The hype around cryptocurrencies has never been higher. Bitcoin climbed more than 1,000 per cent in value last year, and other coins like Ethereum rose, too. Investors are pushing to have the chance to put their money into blockchain; and cybercriminals are well aware.
Potential buyers are urged to download a wallet to access the currency. This, in the form of an .exe file, is actually ransomware that encrypts files under the guise of downloading the blockchain that ‘SpriteCoin' is supposedly built on.
It's not only the computer that is locked; the malware also harvests the user's Chrome and Firefox browser credentials, storing them using an embedded SQLite engine.

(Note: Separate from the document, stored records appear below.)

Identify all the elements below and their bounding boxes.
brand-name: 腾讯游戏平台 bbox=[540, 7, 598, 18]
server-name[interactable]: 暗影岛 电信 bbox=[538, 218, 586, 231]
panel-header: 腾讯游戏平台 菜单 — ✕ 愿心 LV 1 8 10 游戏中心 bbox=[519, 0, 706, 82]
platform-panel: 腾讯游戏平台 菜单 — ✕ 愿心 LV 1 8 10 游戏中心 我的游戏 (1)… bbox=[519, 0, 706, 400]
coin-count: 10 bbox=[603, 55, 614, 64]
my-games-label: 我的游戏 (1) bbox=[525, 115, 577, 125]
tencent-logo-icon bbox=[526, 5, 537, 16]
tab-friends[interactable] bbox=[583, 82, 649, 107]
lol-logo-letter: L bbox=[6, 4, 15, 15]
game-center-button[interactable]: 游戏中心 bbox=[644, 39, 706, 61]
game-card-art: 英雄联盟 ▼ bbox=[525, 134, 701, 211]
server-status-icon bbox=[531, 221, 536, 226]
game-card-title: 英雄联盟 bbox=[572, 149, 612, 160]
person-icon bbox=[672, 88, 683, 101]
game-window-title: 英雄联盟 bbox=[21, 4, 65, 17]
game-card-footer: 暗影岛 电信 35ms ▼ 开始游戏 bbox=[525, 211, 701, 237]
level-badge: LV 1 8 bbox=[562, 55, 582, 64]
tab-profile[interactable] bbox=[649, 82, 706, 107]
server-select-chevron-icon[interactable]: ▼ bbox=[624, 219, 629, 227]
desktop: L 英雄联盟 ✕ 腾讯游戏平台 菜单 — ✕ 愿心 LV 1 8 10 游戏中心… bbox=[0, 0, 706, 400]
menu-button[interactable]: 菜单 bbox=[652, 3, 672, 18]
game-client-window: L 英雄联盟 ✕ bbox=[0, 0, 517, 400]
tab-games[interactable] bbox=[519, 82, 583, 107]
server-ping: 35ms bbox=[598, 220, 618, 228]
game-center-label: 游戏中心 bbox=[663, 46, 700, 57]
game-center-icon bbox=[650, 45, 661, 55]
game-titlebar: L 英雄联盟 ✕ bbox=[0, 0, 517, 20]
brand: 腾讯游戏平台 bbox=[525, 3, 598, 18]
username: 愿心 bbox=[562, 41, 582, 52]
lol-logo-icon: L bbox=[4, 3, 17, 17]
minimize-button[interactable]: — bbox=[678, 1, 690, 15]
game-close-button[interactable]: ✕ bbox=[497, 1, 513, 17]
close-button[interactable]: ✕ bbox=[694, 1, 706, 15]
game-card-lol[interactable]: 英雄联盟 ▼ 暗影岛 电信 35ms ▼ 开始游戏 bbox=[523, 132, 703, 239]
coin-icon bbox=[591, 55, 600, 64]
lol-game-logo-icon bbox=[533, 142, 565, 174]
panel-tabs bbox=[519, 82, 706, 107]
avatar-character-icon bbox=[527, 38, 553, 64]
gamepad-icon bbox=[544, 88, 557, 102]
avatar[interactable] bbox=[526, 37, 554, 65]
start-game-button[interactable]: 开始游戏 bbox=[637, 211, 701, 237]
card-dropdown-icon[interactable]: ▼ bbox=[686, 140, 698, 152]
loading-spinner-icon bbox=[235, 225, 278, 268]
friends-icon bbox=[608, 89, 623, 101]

They are then sent to the attackers' Tor website using POST requests.
Victims are somewhat ironically told to pay using the Monero cryptocurrency to have their files unlocked: 0.3 Monero, currently worth about £65.
The malware stresses that users will get their files back if they pay - and of course, you can trust criminals.
Instead of their files, victims who pay instead receive fresh malware (‘W32/Generic!tr'), which could leave them even more at risk. The second programme can activate webcams, harvest certificates and parse images.
Like most ransomware, SpriteCoin is delivered through social engineering techniques, although it differs in using forum links rather than email scams.
Fortinet believes that the ransomware is not about the money, but is focused on testing new payload delivery mechanisms. "This is very similar to when attackers would test to see how effective or fast a worm would spread before really launching it. This could be the same concept," senior security researcher Tony Giandomenico told ZDNet.